We perform full building surveys that include:
- Walk-through with annotated drawings showing every suspect material and sample location
- Statistically valid sample counts per homogeneous area, per AHERA protocol
- Lab analysis with chain-of-custody documentation
- Written report with material inventory, condition assessment, friability ratings, and recommended response actions
- Re-inspection updates for AHERA-regulated buildings (schools, etc.) on the federally required schedule
Residential Inspections
For homeowners, the process is simpler and far less expensive than the commercial version. Typical homeowner inspections we perform:
- Pre-renovation testing before a kitchen or bathroom remodel disturbs old flooring, walls, or ceilings
- Pre-purchase inspections when a buyer wants to know what they’re inheriting in an older Greenville home
- Post-find sampling after a homeowner discovers something suspicious during DIY work (the Augusta Road / Cleveland Park / Alta Vista call we get most often: “I started removing the popcorn ceiling and now I’m worried”)
- Vermiculite attic testing — particularly important for any home with loose, pebbly, grey-brown attic insulation. Much of the vermiculite installed in the U.S. between 1940 and 1990 came from the Libby, Montana mine and is contaminated with tremolite asbestos.
What the Report Tells You
A finished inspection report from us includes, at minimum:
- Sample location photographs
- Material descriptions and quantity estimates
- Lab results (percentage and type of asbestos, where present)
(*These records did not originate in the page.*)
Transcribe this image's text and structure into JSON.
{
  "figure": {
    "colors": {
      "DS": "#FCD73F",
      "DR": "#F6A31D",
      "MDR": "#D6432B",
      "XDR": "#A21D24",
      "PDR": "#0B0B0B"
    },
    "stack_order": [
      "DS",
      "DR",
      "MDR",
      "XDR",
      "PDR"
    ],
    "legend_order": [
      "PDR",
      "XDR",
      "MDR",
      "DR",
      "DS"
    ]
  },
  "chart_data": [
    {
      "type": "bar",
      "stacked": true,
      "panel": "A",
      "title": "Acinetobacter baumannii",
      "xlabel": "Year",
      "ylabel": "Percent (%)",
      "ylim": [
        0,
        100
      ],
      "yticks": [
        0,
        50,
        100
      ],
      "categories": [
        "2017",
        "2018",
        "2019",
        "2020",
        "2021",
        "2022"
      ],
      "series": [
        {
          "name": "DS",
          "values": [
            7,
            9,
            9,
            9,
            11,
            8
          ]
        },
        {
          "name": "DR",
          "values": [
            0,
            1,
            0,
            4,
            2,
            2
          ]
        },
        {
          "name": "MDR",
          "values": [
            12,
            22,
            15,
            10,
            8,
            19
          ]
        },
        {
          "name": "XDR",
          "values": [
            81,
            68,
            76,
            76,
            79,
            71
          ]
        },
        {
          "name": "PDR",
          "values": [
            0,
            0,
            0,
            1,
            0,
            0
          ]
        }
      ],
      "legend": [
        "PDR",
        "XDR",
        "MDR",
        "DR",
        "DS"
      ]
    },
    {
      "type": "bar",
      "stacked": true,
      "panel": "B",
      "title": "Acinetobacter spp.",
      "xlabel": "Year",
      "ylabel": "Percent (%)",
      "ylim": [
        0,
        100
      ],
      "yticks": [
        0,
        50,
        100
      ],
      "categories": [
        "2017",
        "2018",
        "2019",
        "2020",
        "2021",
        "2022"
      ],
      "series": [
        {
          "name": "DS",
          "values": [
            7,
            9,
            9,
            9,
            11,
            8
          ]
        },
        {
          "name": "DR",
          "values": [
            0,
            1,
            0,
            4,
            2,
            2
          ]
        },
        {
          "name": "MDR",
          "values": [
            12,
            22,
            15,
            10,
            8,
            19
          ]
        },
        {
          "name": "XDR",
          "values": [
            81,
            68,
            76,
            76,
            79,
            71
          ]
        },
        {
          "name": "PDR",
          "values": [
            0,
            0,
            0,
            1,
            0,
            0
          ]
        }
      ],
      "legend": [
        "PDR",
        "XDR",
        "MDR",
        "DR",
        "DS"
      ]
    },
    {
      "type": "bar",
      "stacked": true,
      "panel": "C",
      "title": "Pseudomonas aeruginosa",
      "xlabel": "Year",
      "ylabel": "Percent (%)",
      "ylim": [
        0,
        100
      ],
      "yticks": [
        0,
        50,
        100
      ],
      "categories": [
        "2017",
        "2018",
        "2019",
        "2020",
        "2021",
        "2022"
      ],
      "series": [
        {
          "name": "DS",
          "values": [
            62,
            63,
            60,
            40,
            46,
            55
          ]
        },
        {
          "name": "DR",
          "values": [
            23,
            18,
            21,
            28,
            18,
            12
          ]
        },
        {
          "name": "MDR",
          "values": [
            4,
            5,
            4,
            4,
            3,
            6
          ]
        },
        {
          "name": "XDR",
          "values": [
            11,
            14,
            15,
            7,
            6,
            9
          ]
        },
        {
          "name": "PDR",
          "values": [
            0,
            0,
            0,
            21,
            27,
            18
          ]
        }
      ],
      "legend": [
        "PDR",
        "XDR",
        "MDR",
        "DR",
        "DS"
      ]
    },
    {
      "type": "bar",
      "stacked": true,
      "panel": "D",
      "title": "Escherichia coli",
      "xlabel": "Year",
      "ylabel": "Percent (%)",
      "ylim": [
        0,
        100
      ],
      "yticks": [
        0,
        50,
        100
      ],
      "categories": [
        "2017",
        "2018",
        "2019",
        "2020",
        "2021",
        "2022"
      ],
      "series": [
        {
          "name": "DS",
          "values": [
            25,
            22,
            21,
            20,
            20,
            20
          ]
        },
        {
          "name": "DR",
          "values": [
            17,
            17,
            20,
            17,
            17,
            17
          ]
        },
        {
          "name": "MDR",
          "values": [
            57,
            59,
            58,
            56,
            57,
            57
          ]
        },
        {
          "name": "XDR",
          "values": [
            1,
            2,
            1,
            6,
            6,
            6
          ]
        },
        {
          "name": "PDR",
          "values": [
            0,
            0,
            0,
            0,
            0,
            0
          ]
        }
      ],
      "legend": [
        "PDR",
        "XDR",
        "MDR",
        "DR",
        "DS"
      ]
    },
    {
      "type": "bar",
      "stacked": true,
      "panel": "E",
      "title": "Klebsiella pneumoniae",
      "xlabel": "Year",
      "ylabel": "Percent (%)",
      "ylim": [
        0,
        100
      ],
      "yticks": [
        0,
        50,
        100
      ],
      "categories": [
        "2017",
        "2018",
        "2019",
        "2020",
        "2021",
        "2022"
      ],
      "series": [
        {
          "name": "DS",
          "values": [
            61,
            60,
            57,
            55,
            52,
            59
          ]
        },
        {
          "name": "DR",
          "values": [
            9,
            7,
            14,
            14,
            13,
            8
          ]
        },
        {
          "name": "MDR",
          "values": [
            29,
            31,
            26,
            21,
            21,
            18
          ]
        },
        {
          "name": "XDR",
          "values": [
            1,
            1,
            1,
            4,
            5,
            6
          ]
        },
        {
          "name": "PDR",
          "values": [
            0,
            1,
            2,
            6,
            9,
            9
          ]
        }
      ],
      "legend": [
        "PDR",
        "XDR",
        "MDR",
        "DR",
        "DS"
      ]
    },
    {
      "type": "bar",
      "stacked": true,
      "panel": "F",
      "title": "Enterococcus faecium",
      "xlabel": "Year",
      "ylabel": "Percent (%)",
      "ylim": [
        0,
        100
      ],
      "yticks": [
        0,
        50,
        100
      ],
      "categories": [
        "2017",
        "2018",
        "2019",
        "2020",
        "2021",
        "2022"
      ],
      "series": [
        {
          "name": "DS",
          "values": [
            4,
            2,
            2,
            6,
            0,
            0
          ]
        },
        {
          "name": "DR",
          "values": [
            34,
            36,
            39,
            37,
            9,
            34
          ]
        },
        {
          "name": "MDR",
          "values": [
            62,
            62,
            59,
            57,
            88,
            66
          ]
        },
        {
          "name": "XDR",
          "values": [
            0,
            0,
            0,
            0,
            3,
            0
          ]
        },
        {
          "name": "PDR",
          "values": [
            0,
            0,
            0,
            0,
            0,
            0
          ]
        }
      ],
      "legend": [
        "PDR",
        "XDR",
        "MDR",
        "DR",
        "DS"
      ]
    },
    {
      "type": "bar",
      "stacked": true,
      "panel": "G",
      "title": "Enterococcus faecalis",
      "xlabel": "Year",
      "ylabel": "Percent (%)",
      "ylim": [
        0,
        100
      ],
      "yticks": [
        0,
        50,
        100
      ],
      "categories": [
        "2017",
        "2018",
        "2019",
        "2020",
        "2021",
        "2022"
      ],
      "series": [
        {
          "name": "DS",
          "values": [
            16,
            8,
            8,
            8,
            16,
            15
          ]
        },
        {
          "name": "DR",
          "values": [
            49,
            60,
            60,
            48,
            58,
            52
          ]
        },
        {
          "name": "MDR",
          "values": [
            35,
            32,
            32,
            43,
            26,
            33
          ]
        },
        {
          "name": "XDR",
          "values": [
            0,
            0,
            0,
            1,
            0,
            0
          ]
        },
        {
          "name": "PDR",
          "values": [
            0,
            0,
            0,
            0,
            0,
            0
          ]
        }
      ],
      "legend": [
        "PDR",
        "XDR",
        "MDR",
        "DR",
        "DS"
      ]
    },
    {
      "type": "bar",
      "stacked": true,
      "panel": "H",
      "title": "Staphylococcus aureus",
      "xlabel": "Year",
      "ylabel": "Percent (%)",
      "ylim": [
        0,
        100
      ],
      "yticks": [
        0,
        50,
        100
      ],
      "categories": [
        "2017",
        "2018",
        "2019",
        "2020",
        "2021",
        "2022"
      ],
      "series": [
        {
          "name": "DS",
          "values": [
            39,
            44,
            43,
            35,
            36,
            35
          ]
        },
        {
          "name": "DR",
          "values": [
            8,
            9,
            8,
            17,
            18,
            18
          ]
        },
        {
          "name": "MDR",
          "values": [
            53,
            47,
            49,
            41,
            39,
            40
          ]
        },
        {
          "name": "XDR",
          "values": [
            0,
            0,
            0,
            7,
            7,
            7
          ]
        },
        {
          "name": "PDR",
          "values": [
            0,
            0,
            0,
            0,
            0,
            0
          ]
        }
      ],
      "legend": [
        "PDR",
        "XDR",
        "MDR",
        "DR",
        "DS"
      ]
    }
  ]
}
- Condition and friability assessment
- Disturbance risk under planned activities
- Recommended response: leave undisturbed, encapsulate, manage in place, or abate
- Cost estimate range for each recommended response
You can take that report and use it however you want — get other quotes, plan your renovation around the findings, present it to a buyer or seller, or hire us for the abatement.
Pricing and Turnaround
Single-sample homeowner inspections are flat-rate and include lab analysis. Multi-sample residential and small commercial inspections are quoted by sample count and building square footage. Standard lab turnaround is 3-5 business days; rush 24-hour and same-day analysis is available for an additional fee.